I did an honest attempt at fixing my Titan 1500 chiller. It was leaking in the bulkheads where the cooling loop tubes, and temperatur probe, enter the heat exchanger. The first plan was to open the heat exchanger so that I could clean or replace the main gaskets on the underside. So I drilled out the rivets that held the heat exchanger together. But it turned out to still be impossible to get it apart. Apparently a rubber gasket was glued in place under there. At this point it dawned on me that it wouldn't necessarily help if I could get it apart. The reason was that since the cooling loop is soldered as an unbroken circuit it would not be possible to change any gaskets.
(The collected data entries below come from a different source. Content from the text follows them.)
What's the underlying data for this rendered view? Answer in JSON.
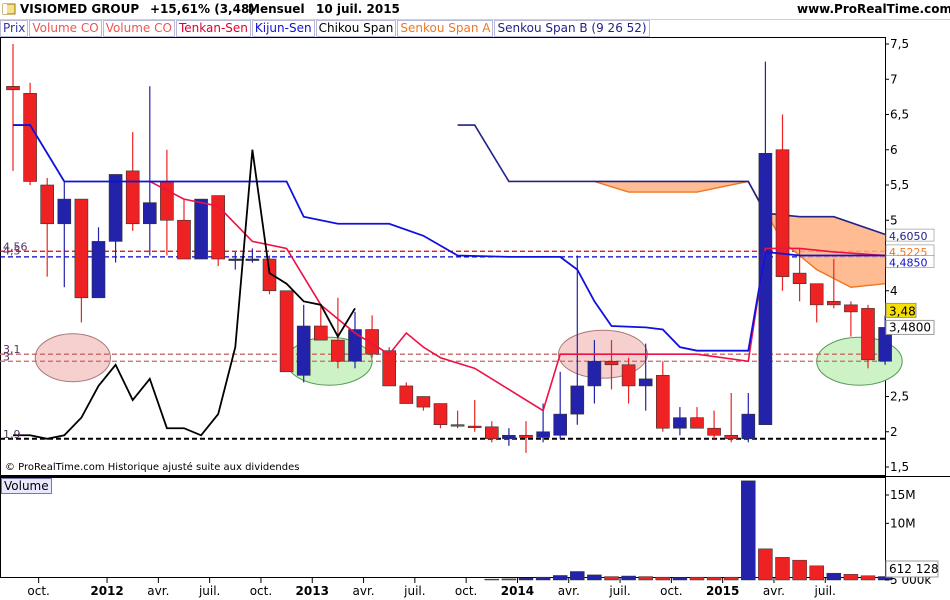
{
  "header": {
    "symbol": "VISIOMED GROUP",
    "change": "+15,61% (3,48)",
    "period": "Mensuel",
    "date": "10 juil. 2015",
    "site": "www.ProRealTime.com",
    "flag_icon": "flag-icon"
  },
  "legend": [
    {
      "label": "Prix",
      "color": "#3333aa"
    },
    {
      "label": "Volume CO",
      "color": "#ee5555"
    },
    {
      "label": "Volume CO",
      "color": "#ee5555"
    },
    {
      "label": "Tenkan-Sen",
      "color": "#dd0033"
    },
    {
      "label": "Kijun-Sen",
      "color": "#1111cc"
    },
    {
      "label": "Chikou Span",
      "color": "#000000"
    },
    {
      "label": "Senkou Span A",
      "color": "#ee7722"
    },
    {
      "label": "Senkou Span B (9 26 52)",
      "color": "#222288"
    }
  ],
  "colors": {
    "up": "#2222aa",
    "down": "#ee2222",
    "grid": "#999999",
    "tenkan": "#ee1144",
    "kijun": "#1111dd",
    "chikou": "#000000",
    "spanA": "#ee7722",
    "spanB": "#222288",
    "cloud": "#ffb080"
  },
  "footnote": "© ProRealTime.com  Historique ajusté suite aux dividendes",
  "volume_label": "Volume",
  "chart_data": {
    "type": "candlestick",
    "x_labels": [
      "oct.",
      "2012",
      "avr.",
      "juil.",
      "oct.",
      "2013",
      "avr.",
      "juil.",
      "oct.",
      "2014",
      "avr.",
      "juil.",
      "oct.",
      "2015",
      "avr.",
      "juil."
    ],
    "y_ticks": [
      1.5,
      2,
      2.5,
      3,
      3.5,
      4,
      4.5,
      5,
      5.5,
      6,
      6.5,
      7,
      7.5
    ],
    "y_tick_labels": [
      "1,5",
      "2",
      "2,5",
      "3",
      "3,5",
      "4",
      "4,5",
      "5",
      "5,5",
      "6",
      "6,5",
      "7",
      "7,5"
    ],
    "ylim": [
      1.3,
      7.7
    ],
    "last_price_label": "3,48",
    "kijun_label": "3,4800",
    "right_labels": [
      {
        "value": 4.605,
        "text": "4,6050"
      },
      {
        "value": 4.5225,
        "text": "4,5225"
      },
      {
        "value": 4.485,
        "text": "4,4850"
      }
    ],
    "left_labels": [
      {
        "value": 4.56,
        "text": "4,56"
      },
      {
        "value": 4.5,
        "text": "4,5"
      },
      {
        "value": 3.1,
        "text": "3,1"
      },
      {
        "value": 3.0,
        "text": "3"
      },
      {
        "value": 1.9,
        "text": "1,9"
      }
    ],
    "horizontal_lines": [
      {
        "value": 4.56,
        "color": "#dd0000",
        "dash": true
      },
      {
        "value": 4.48,
        "color": "#0000cc",
        "dash": true
      },
      {
        "value": 3.1,
        "color": "#cc6666",
        "dash": true
      },
      {
        "value": 3.0,
        "color": "#cc6666",
        "dash": true
      },
      {
        "value": 1.9,
        "color": "#000000",
        "dash": true
      }
    ],
    "candles": [
      {
        "o": 6.9,
        "h": 7.5,
        "l": 5.7,
        "c": 6.85
      },
      {
        "o": 6.8,
        "h": 6.95,
        "l": 5.5,
        "c": 5.55
      },
      {
        "o": 5.5,
        "h": 5.6,
        "l": 4.2,
        "c": 4.95
      },
      {
        "o": 4.95,
        "h": 5.55,
        "l": 4.05,
        "c": 5.3
      },
      {
        "o": 5.3,
        "h": 5.3,
        "l": 3.55,
        "c": 3.9
      },
      {
        "o": 3.9,
        "h": 4.9,
        "l": 3.9,
        "c": 4.7
      },
      {
        "o": 4.7,
        "h": 5.3,
        "l": 4.4,
        "c": 5.65
      },
      {
        "o": 5.7,
        "h": 6.25,
        "l": 4.85,
        "c": 4.95
      },
      {
        "o": 4.95,
        "h": 6.9,
        "l": 4.5,
        "c": 5.25
      },
      {
        "o": 5.55,
        "h": 6.0,
        "l": 4.5,
        "c": 5.0
      },
      {
        "o": 5.0,
        "h": 5.3,
        "l": 4.45,
        "c": 4.45
      },
      {
        "o": 4.45,
        "h": 5.3,
        "l": 4.45,
        "c": 5.3
      },
      {
        "o": 5.35,
        "h": 5.35,
        "l": 4.35,
        "c": 4.45
      },
      {
        "o": 4.45,
        "h": 4.55,
        "l": 4.3,
        "c": 4.45
      },
      {
        "o": 4.45,
        "h": 4.6,
        "l": 4.4,
        "c": 4.45
      },
      {
        "o": 4.45,
        "h": 4.5,
        "l": 3.95,
        "c": 4.0
      },
      {
        "o": 4.0,
        "h": 4.0,
        "l": 2.85,
        "c": 2.85
      },
      {
        "o": 2.8,
        "h": 3.8,
        "l": 2.7,
        "c": 3.5
      },
      {
        "o": 3.5,
        "h": 3.8,
        "l": 3.3,
        "c": 3.3
      },
      {
        "o": 3.3,
        "h": 3.9,
        "l": 2.9,
        "c": 3.0
      },
      {
        "o": 3.0,
        "h": 3.7,
        "l": 2.9,
        "c": 3.45
      },
      {
        "o": 3.45,
        "h": 3.65,
        "l": 3.05,
        "c": 3.1
      },
      {
        "o": 3.15,
        "h": 3.2,
        "l": 2.85,
        "c": 2.65
      },
      {
        "o": 2.65,
        "h": 2.7,
        "l": 2.4,
        "c": 2.4
      },
      {
        "o": 2.5,
        "h": 2.5,
        "l": 2.3,
        "c": 2.35
      },
      {
        "o": 2.4,
        "h": 2.4,
        "l": 2.05,
        "c": 2.1
      },
      {
        "o": 2.1,
        "h": 2.3,
        "l": 2.05,
        "c": 2.08
      },
      {
        "o": 2.08,
        "h": 2.45,
        "l": 2.0,
        "c": 2.07
      },
      {
        "o": 2.07,
        "h": 2.15,
        "l": 1.85,
        "c": 1.9
      },
      {
        "o": 1.9,
        "h": 2.05,
        "l": 1.8,
        "c": 1.95
      },
      {
        "o": 1.95,
        "h": 2.15,
        "l": 1.7,
        "c": 1.92
      },
      {
        "o": 1.92,
        "h": 2.4,
        "l": 1.85,
        "c": 2.0
      },
      {
        "o": 1.95,
        "h": 2.85,
        "l": 1.9,
        "c": 2.25
      },
      {
        "o": 2.25,
        "h": 4.5,
        "l": 2.1,
        "c": 2.65
      },
      {
        "o": 2.65,
        "h": 3.3,
        "l": 2.4,
        "c": 3.0
      },
      {
        "o": 3.0,
        "h": 3.3,
        "l": 2.6,
        "c": 2.95
      },
      {
        "o": 2.95,
        "h": 3.05,
        "l": 2.4,
        "c": 2.65
      },
      {
        "o": 2.65,
        "h": 3.25,
        "l": 2.3,
        "c": 2.75
      },
      {
        "o": 2.8,
        "h": 3.0,
        "l": 2.0,
        "c": 2.05
      },
      {
        "o": 2.05,
        "h": 2.35,
        "l": 1.95,
        "c": 2.2
      },
      {
        "o": 2.2,
        "h": 2.35,
        "l": 2.05,
        "c": 2.05
      },
      {
        "o": 2.05,
        "h": 2.3,
        "l": 1.9,
        "c": 1.95
      },
      {
        "o": 1.95,
        "h": 2.55,
        "l": 1.85,
        "c": 1.9
      },
      {
        "o": 1.9,
        "h": 2.55,
        "l": 1.85,
        "c": 2.25
      },
      {
        "o": 2.1,
        "h": 7.25,
        "l": 2.1,
        "c": 5.95
      },
      {
        "o": 6.0,
        "h": 6.5,
        "l": 4.0,
        "c": 4.2
      },
      {
        "o": 4.25,
        "h": 4.6,
        "l": 3.85,
        "c": 4.1
      },
      {
        "o": 4.1,
        "h": 4.1,
        "l": 3.55,
        "c": 3.8
      },
      {
        "o": 3.85,
        "h": 4.45,
        "l": 3.75,
        "c": 3.8
      },
      {
        "o": 3.8,
        "h": 3.85,
        "l": 3.35,
        "c": 3.7
      },
      {
        "o": 3.75,
        "h": 3.8,
        "l": 2.9,
        "c": 3.02
      },
      {
        "o": 3.0,
        "h": 3.65,
        "l": 2.95,
        "c": 3.48
      }
    ],
    "tenkan": [
      [
        8,
        5.55
      ],
      [
        10,
        5.3
      ],
      [
        12,
        5.2
      ],
      [
        14,
        4.7
      ],
      [
        16,
        4.6
      ],
      [
        17,
        4.2
      ],
      [
        18,
        3.8
      ],
      [
        19,
        3.6
      ],
      [
        20,
        3.4
      ],
      [
        22,
        3.1
      ],
      [
        23,
        3.4
      ],
      [
        24,
        3.2
      ],
      [
        25,
        3.05
      ],
      [
        27,
        2.9
      ],
      [
        29,
        2.6
      ],
      [
        31,
        2.3
      ],
      [
        32,
        3.1
      ],
      [
        38,
        3.1
      ],
      [
        40,
        3.1
      ],
      [
        43,
        3.0
      ],
      [
        44,
        4.6
      ],
      [
        46,
        4.6
      ],
      [
        48,
        4.55
      ],
      [
        51,
        4.5
      ]
    ],
    "kijun": [
      [
        0,
        6.35
      ],
      [
        1,
        6.35
      ],
      [
        2,
        5.95
      ],
      [
        3,
        5.55
      ],
      [
        10,
        5.55
      ],
      [
        16,
        5.55
      ],
      [
        17,
        5.05
      ],
      [
        19,
        4.95
      ],
      [
        22,
        4.95
      ],
      [
        24,
        4.78
      ],
      [
        26,
        4.5
      ],
      [
        29,
        4.48
      ],
      [
        32,
        4.48
      ],
      [
        33,
        4.3
      ],
      [
        34,
        3.85
      ],
      [
        35,
        3.5
      ],
      [
        37,
        3.48
      ],
      [
        38,
        3.45
      ],
      [
        39,
        3.2
      ],
      [
        40,
        3.15
      ],
      [
        43,
        3.15
      ],
      [
        44,
        4.55
      ],
      [
        46,
        4.5
      ],
      [
        50,
        4.5
      ],
      [
        51,
        4.5
      ]
    ],
    "chikou": [
      [
        0,
        1.95
      ],
      [
        1,
        1.95
      ],
      [
        2,
        1.9
      ],
      [
        3,
        1.95
      ],
      [
        4,
        2.2
      ],
      [
        5,
        2.65
      ],
      [
        6,
        2.95
      ],
      [
        7,
        2.45
      ],
      [
        8,
        2.75
      ],
      [
        9,
        2.05
      ],
      [
        10,
        2.05
      ],
      [
        11,
        1.95
      ],
      [
        12,
        2.25
      ],
      [
        13,
        3.2
      ],
      [
        14,
        6.0
      ],
      [
        15,
        4.25
      ],
      [
        16,
        4.1
      ],
      [
        17,
        3.85
      ],
      [
        18,
        3.8
      ],
      [
        19,
        3.35
      ],
      [
        20,
        3.75
      ]
    ],
    "spanB": [
      [
        26,
        6.35
      ],
      [
        27,
        6.35
      ],
      [
        28,
        5.95
      ],
      [
        29,
        5.55
      ],
      [
        42,
        5.55
      ],
      [
        43,
        5.55
      ],
      [
        44,
        5.1
      ],
      [
        46,
        5.05
      ],
      [
        48,
        5.05
      ],
      [
        51,
        4.8
      ]
    ],
    "spanA": [
      [
        34,
        5.55
      ],
      [
        36,
        5.4
      ],
      [
        38,
        5.4
      ],
      [
        40,
        5.4
      ],
      [
        43,
        5.55
      ],
      [
        45,
        4.7
      ],
      [
        47,
        4.3
      ],
      [
        49,
        4.05
      ],
      [
        51,
        4.1
      ]
    ],
    "ellipses": [
      {
        "i": 3.5,
        "v": 3.05,
        "rx": 2.2,
        "ry": 0.17,
        "fill": "#f6cfcf",
        "stroke": "#aa7777"
      },
      {
        "i": 18.5,
        "v": 3.0,
        "rx": 2.5,
        "ry": 0.17,
        "fill": "#ccf2c6",
        "stroke": "#559955"
      },
      {
        "i": 34.5,
        "v": 3.1,
        "rx": 2.6,
        "ry": 0.17,
        "fill": "#f6cfcf",
        "stroke": "#aa7777"
      },
      {
        "i": 49.5,
        "v": 3.0,
        "rx": 2.5,
        "ry": 0.17,
        "fill": "#ccf2c6",
        "stroke": "#559955"
      }
    ],
    "volume": {
      "ticks": [
        5000,
        10000000,
        15000000
      ],
      "tick_labels": [
        "5 000k",
        "10M",
        "15M"
      ],
      "max": 18000000,
      "last_label": "612 128",
      "values": [
        {
          "i": 28,
          "v": 150000,
          "up": false
        },
        {
          "i": 29,
          "v": 200000,
          "up": false
        },
        {
          "i": 30,
          "v": 350000,
          "up": true
        },
        {
          "i": 31,
          "v": 500000,
          "up": true
        },
        {
          "i": 32,
          "v": 800000,
          "up": true
        },
        {
          "i": 33,
          "v": 1500000,
          "up": true
        },
        {
          "i": 34,
          "v": 900000,
          "up": true
        },
        {
          "i": 35,
          "v": 600000,
          "up": false
        },
        {
          "i": 36,
          "v": 700000,
          "up": true
        },
        {
          "i": 37,
          "v": 600000,
          "up": false
        },
        {
          "i": 38,
          "v": 500000,
          "up": false
        },
        {
          "i": 39,
          "v": 450000,
          "up": true
        },
        {
          "i": 40,
          "v": 500000,
          "up": false
        },
        {
          "i": 41,
          "v": 500000,
          "up": false
        },
        {
          "i": 42,
          "v": 500000,
          "up": false
        },
        {
          "i": 43,
          "v": 17500000,
          "up": true
        },
        {
          "i": 44,
          "v": 5500000,
          "up": false
        },
        {
          "i": 45,
          "v": 4000000,
          "up": false
        },
        {
          "i": 46,
          "v": 3500000,
          "up": false
        },
        {
          "i": 47,
          "v": 2500000,
          "up": false
        },
        {
          "i": 48,
          "v": 1200000,
          "up": true
        },
        {
          "i": 49,
          "v": 1000000,
          "up": false
        },
        {
          "i": 50,
          "v": 750000,
          "up": false
        },
        {
          "i": 51,
          "v": 612128,
          "up": true
        }
      ]
    }
  }
}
So cleaning was the only hope. The main gaskets of the bulkheads, between the heat exchanger and the bulkhead screws, seemed to be glued in place. So the only hope for repairing that would be to use silicone in the hole. But I decided to first test if the problem was caused by the small gaskets between the tubes and the bulkhead screws since these were not glued, seemed rather dry but still in good condition, and would be very exposed to thermal movement of the tubes. It was possible to rub them thoroughly with vaseline. After retightening the bulkheads I did a few short water tests, and I could not see any leaks. So I hope it is working now.
It was leaking in the bulkheads which you can see as large white screw nuts here.
Drilling out the rivets was no use.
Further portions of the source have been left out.